The disaster in the Gulf may well spell the political end of the president and his administration, and that is no cause for joy. It's not good to have a president in this position—weakened, polarizing and lacking broad public support—less than halfway through his term. That it is his fault is no comfort. It is not good for the stability of the world, or its safety, that the leader of "the indispensble nation" be so weakened. I never until the past 10 years understood the almost moral imperative that an American president maintain a high standing in the eyes of his countrymen.
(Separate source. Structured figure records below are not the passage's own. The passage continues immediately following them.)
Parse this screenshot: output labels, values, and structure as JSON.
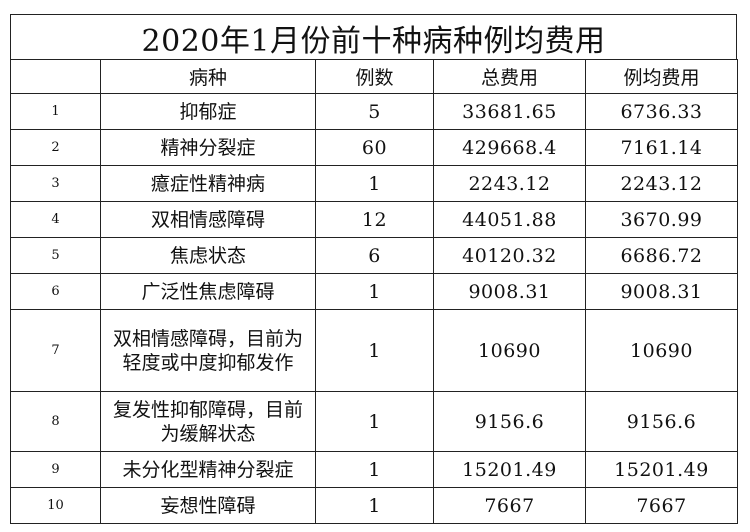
{
  "title": "2020年1月份前十种病种例均费用",
  "headers": [
    "",
    "病种",
    "例数",
    "总费用",
    "例均费用"
  ],
  "rows": [
    {
      "index": "1",
      "disease": "抑郁症",
      "cases": "5",
      "total": "33681.65",
      "avg": "6736.33"
    },
    {
      "index": "2",
      "disease": "精神分裂症",
      "cases": "60",
      "total": "429668.4",
      "avg": "7161.14"
    },
    {
      "index": "3",
      "disease": "癔症性精神病",
      "cases": "1",
      "total": "2243.12",
      "avg": "2243.12"
    },
    {
      "index": "4",
      "disease": "双相情感障碍",
      "cases": "12",
      "total": "44051.88",
      "avg": "3670.99"
    },
    {
      "index": "5",
      "disease": "焦虑状态",
      "cases": "6",
      "total": "40120.32",
      "avg": "6686.72"
    },
    {
      "index": "6",
      "disease": "广泛性焦虑障碍",
      "cases": "1",
      "total": "9008.31",
      "avg": "9008.31"
    },
    {
      "index": "7",
      "disease": "双相情感障碍，目前为轻度或中度抑郁发作",
      "cases": "1",
      "total": "10690",
      "avg": "10690"
    },
    {
      "index": "8",
      "disease": "复发性抑郁障碍，目前为缓解状态",
      "cases": "1",
      "total": "9156.6",
      "avg": "9156.6"
    },
    {
      "index": "9",
      "disease": "未分化型精神分裂症",
      "cases": "1",
      "total": "15201.49",
      "avg": "15201.49"
    },
    {
      "index": "10",
      "disease": "妄想性障碍",
      "cases": "1",
      "total": "7667",
      "avg": "7667"
    }
  ]
}
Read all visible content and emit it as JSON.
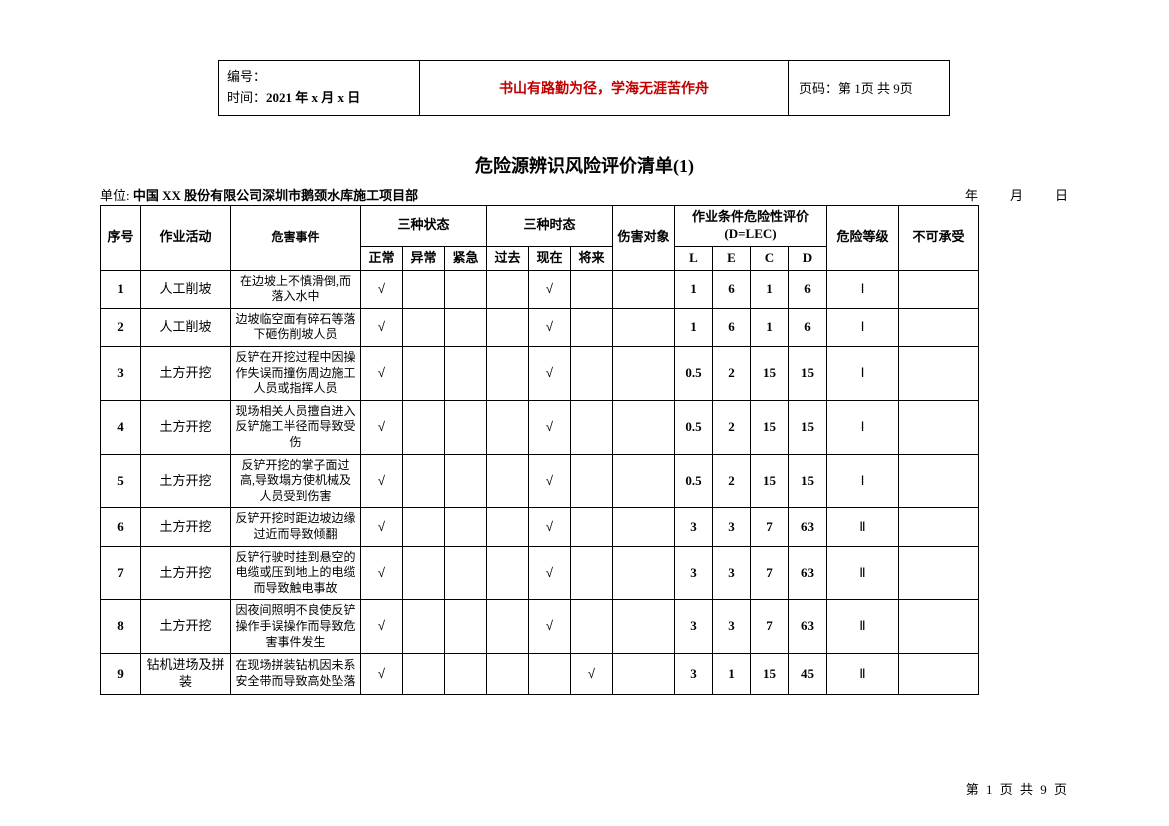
{
  "header": {
    "line1_label": "编号：",
    "line2_label": "时间：",
    "line2_value": "2021 年 x 月 x 日",
    "motto": "书山有路勤为径，学海无涯苦作舟",
    "page_label": "页码：第 1页 共 9页"
  },
  "title": "危险源辨识风险评价清单(1)",
  "unit_label": "单位:",
  "unit_value": "中国 XX 股份有限公司深圳市鹅颈水库施工项目部",
  "date_fields": "年　　月　　日",
  "columns": {
    "seq": "序号",
    "activity": "作业活动",
    "event": "危害事件",
    "state_group": "三种状态",
    "state_normal": "正常",
    "state_abnormal": "异常",
    "state_urgent": "紧急",
    "time_group": "三种时态",
    "time_past": "过去",
    "time_now": "现在",
    "time_future": "将来",
    "target": "伤害对象",
    "lec_group": "作业条件危险性评价(D=LEC)",
    "L": "L",
    "E": "E",
    "C": "C",
    "D": "D",
    "level": "危险等级",
    "accept": "不可承受"
  },
  "check": "√",
  "rows": [
    {
      "seq": "1",
      "activity": "人工削坡",
      "event": "在边坡上不慎滑倒,而落入水中",
      "normal": true,
      "now": true,
      "future": false,
      "L": "1",
      "E": "6",
      "C": "1",
      "D": "6",
      "level": "Ⅰ"
    },
    {
      "seq": "2",
      "activity": "人工削坡",
      "event": "边坡临空面有碎石等落下砸伤削坡人员",
      "normal": true,
      "now": true,
      "future": false,
      "L": "1",
      "E": "6",
      "C": "1",
      "D": "6",
      "level": "Ⅰ"
    },
    {
      "seq": "3",
      "activity": "土方开挖",
      "event": "反铲在开挖过程中因操作失误而撞伤周边施工人员或指挥人员",
      "normal": true,
      "now": true,
      "future": false,
      "L": "0.5",
      "E": "2",
      "C": "15",
      "D": "15",
      "level": "Ⅰ"
    },
    {
      "seq": "4",
      "activity": "土方开挖",
      "event": "现场相关人员擅自进入反铲施工半径而导致受伤",
      "normal": true,
      "now": true,
      "future": false,
      "L": "0.5",
      "E": "2",
      "C": "15",
      "D": "15",
      "level": "Ⅰ"
    },
    {
      "seq": "5",
      "activity": "土方开挖",
      "event": "反铲开挖的掌子面过高,导致塌方使机械及人员受到伤害",
      "normal": true,
      "now": true,
      "future": false,
      "L": "0.5",
      "E": "2",
      "C": "15",
      "D": "15",
      "level": "Ⅰ"
    },
    {
      "seq": "6",
      "activity": "土方开挖",
      "event": "反铲开挖时距边坡边缘过近而导致倾翻",
      "normal": true,
      "now": true,
      "future": false,
      "L": "3",
      "E": "3",
      "C": "7",
      "D": "63",
      "level": "Ⅱ"
    },
    {
      "seq": "7",
      "activity": "土方开挖",
      "event": "反铲行驶时挂到悬空的电缆或压到地上的电缆而导致触电事故",
      "normal": true,
      "now": true,
      "future": false,
      "L": "3",
      "E": "3",
      "C": "7",
      "D": "63",
      "level": "Ⅱ"
    },
    {
      "seq": "8",
      "activity": "土方开挖",
      "event": "因夜间照明不良使反铲操作手误操作而导致危害事件发生",
      "normal": true,
      "now": true,
      "future": false,
      "L": "3",
      "E": "3",
      "C": "7",
      "D": "63",
      "level": "Ⅱ"
    },
    {
      "seq": "9",
      "activity": "钻机进场及拼装",
      "event": "在现场拼装钻机因未系安全带而导致高处坠落",
      "normal": true,
      "now": false,
      "future": true,
      "L": "3",
      "E": "1",
      "C": "15",
      "D": "45",
      "level": "Ⅱ"
    }
  ],
  "footer": "第 1 页 共 9 页"
}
I weep for the people of Louisiana and other affected Gulf states. The marshes will die, thousands of jobs will be lost, and when the next big hurricane comes the barrier islands will not be able to protect cities like New Orleans, Gulfport and Mobile. But I do not weep at all for the political end of this poser we have as President...he is "weakened" and he is definitely "polarizing," but he has served one extraordinary purpose in his short reign: he has awakened the American people to the reality that our freedom can easily be put in jeopardy. In this he has been unifying. I know a number of people who swooned and voted for the Bamster from whom the scales have fallen from their eyes and they see. This tragedy in the Gulf and the immature response of Dear Leader have no doubt driven even more from their cult-like adoration of "the One." This, Peggy, is how America works and if we have a crippled leader for a couple of years, we will overcome it. Remember, it took the lowness of Jimmy Carter to get us Ronald Reagan. Yes, the country will pay a price internationally - it already is - and I am not at all happy about that, but maybe, just maybe, this generation of Americans will learn that their vote matters and we should always place hard facts above wished-for utopias.